Occhi chiusi spalle al mare
- Autore: Donato Cutolo
- Categoria: Narrativa Italiana
- Anno di pubblicazione: 2017
La colonna sonora di “Occhi chiusi spalle al mare” l’ultimo lavoro di Donato Cutolo si apre con un brano intitolato “κοινὴ”, aggettivo che in greco significa “comune”, termine usualmente utilizzato per indicare il greco d’età ellenistica, una “lingua comune” e unica diffusa in tutti i territori che si affacciavano sul Mediterraneo centro-orientale. I brano sono composti ed eseguiti da Rita Marcotulli, tutti fino all’ultimo, corale, scrigno che racchiude la chitarra di Fausto Mesolella. La storia è una come tante, una di quelle di cui si riempiono le nostre cronache ormai da tempo: la storia di uno sbarco di profughi siriani, ma radicalmente diversa dai racconti a cui siamo abituati. Il risultato è un’opera densa, piacevole, stilisticamente semplice ed elegante (notevole la tecnica utilizzata per l’intreccio), priva di pietismi e di morbosità.
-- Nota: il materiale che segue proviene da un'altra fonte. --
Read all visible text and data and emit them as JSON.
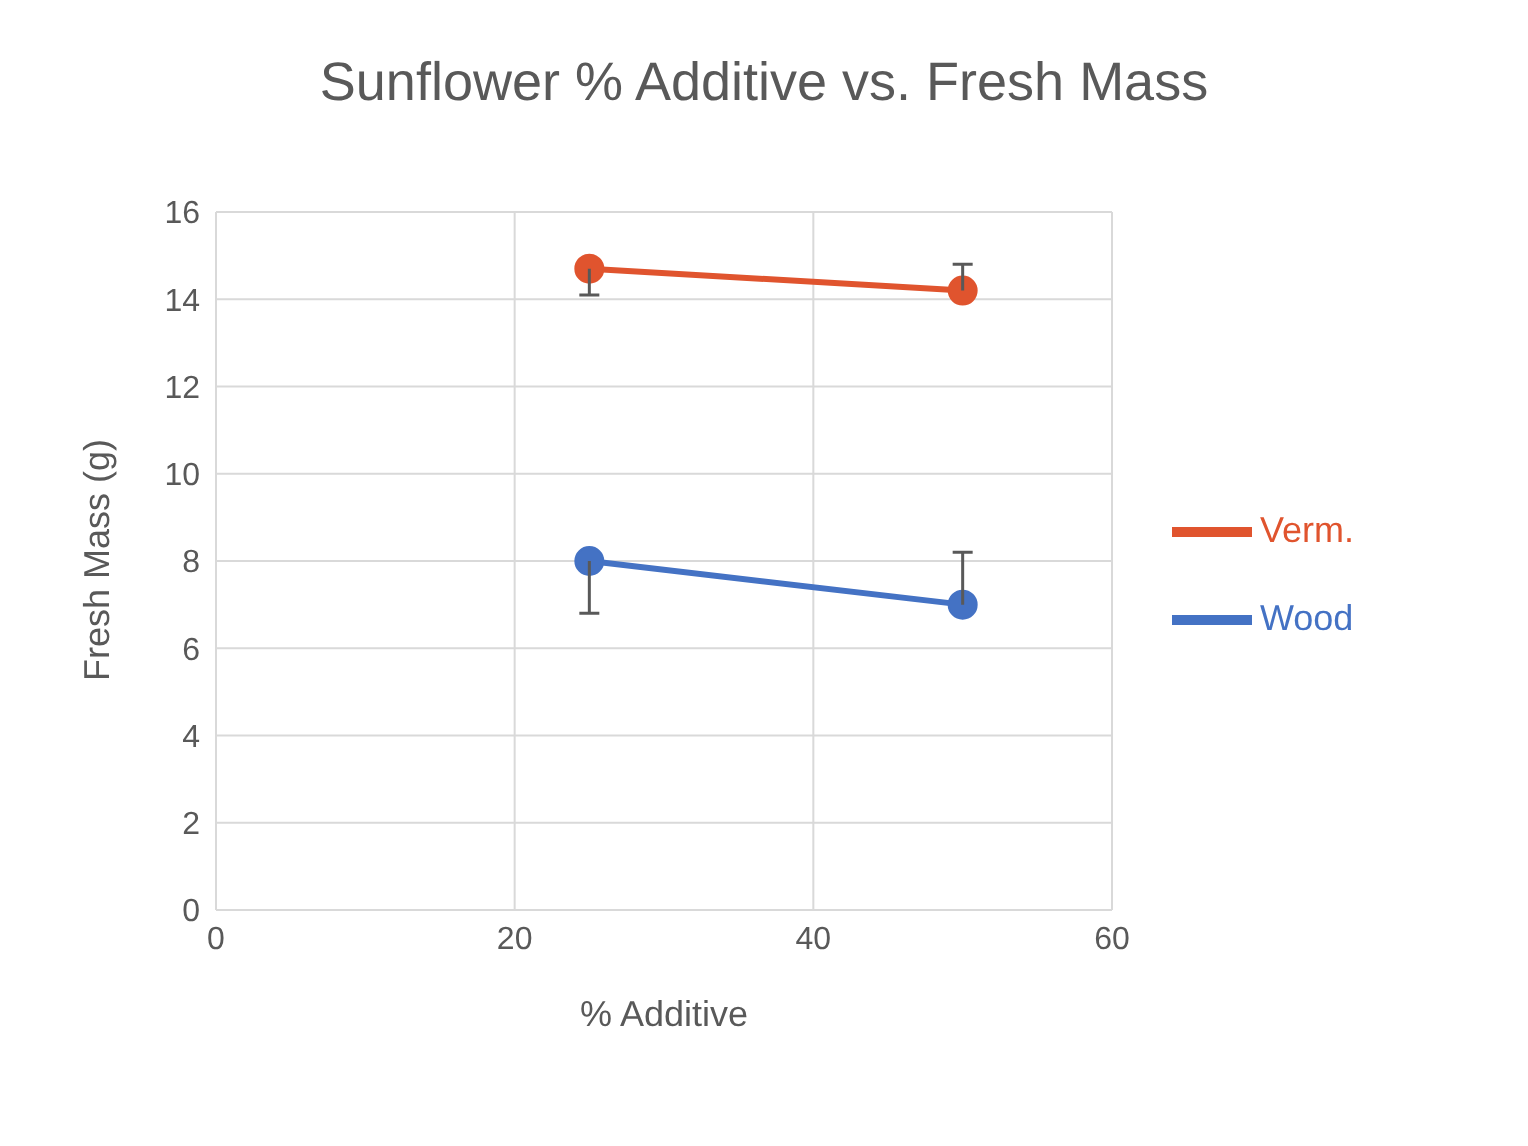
{
  "chart_data": {
    "type": "line",
    "title": "Sunflower % Additive vs. Fresh Mass",
    "xlabel": "% Additive",
    "ylabel": "Fresh Mass (g)",
    "x": [
      25,
      50
    ],
    "series": [
      {
        "name": "Wood",
        "color": "#4472c4",
        "values": [
          8,
          7
        ],
        "errors": [
          [
            6.8,
            8
          ],
          [
            7,
            8.2
          ]
        ]
      },
      {
        "name": "Verm.",
        "color": "#e0542e",
        "values": [
          14.7,
          14.2
        ],
        "errors": [
          [
            14.1,
            14.7
          ],
          [
            14.2,
            14.8
          ]
        ]
      }
    ],
    "xlim": [
      0,
      60
    ],
    "xticks": [
      0,
      20,
      40,
      60
    ],
    "ylim": [
      0,
      16
    ],
    "yticks": [
      0,
      2,
      4,
      6,
      8,
      10,
      12,
      14,
      16
    ],
    "grid": true,
    "legend": "right",
    "marker": "circle",
    "line_style": "solid"
  }
}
“Il sole, quel pomeriggio, era ancora abbastanza alto. Le giornate indossavano vestiti più lunghi e luminosi, la bella stagione si insinuava lentamente tra i vicoli profumando la città”.
È un racconto che vuole ammonirci: dobbiamo ascoltare la nostra umanità, conoscere la nostra storia e agire con coerenza e rispetto. Dobbiamo, in nome di un’etica che troppo spesso dimentichiamo di avere e in nome di una legge di natura che scontata non è: il benessere è destinato a finire e a non appagarci, se non ce ne serviamo per far del bene a chi ci è accanto. È una celebrazione di valori che quasi mai trovano spazio nei racconti veloci e lapidari di un elenco di dispersi al telegiornale. Soprattutto, è una storia che parla di noi. Non c’è un incontro di culture, né due mondi che vengono a compromessi: sul palcoscenico troviamo anime, corpi, lacrime, ferite, paure, carezze, sorrisi. Non è l’Occidente, il mondo in pace apparente, a salvare dei corpi senza speranza. La luce è diversa in questo racconto: è una salvezza reciproca, un reciproco scambio, una vicendevole affermazione di promesse e gratitudine. Donato Cutolo scrive a una società distratta o satura, facendoci aprire non solo gli occhi sulla verità, ma spingendoci a farlo a cuore aperto, di fronte ad uno specchio che riflette la nostra Storia e la nostra natura.
Visibile appena in trasparenza l’amaro paragone tra una paternità piena ed ancestrale ed una appesantita da falsi valori sotto i quali finisce per sgretolarsi: nessun arrogante giudizio da parte dell’autore, solo una finestra sulla fragilità di un padre che tenta di costruirsi saldi appigli sulla sabbia. Il lettore più attento saprà cogliere queste e altre sfumature: si noti, ad esempio, che il cognome del protagonista pare ricordare quello del Sommo Poeta che si muove, per ritrovar se stesso, in un bosco antico. Donato Cutolo ha scritto un romanzo capace di raccontare atrocità, nefandezze e terrore, insieme a riscatto, amore e coscienza, ed è riuscito a farlo con un linguaggio universale, semplice abbastanza da essere comprensibile a tutti e ricco al punto di guadagnarsi l’approvazione anche di un lettore più esigente; una lingua e un messaggio che possono arrivare ad un bambino e risvegliare un adulto.
“Ma il pensiero di un bambino è suggestionabile fino a un certo punto, arriva là dove un adulto non ricorda nemmeno d’aver avuto il coraggio di essere stato”.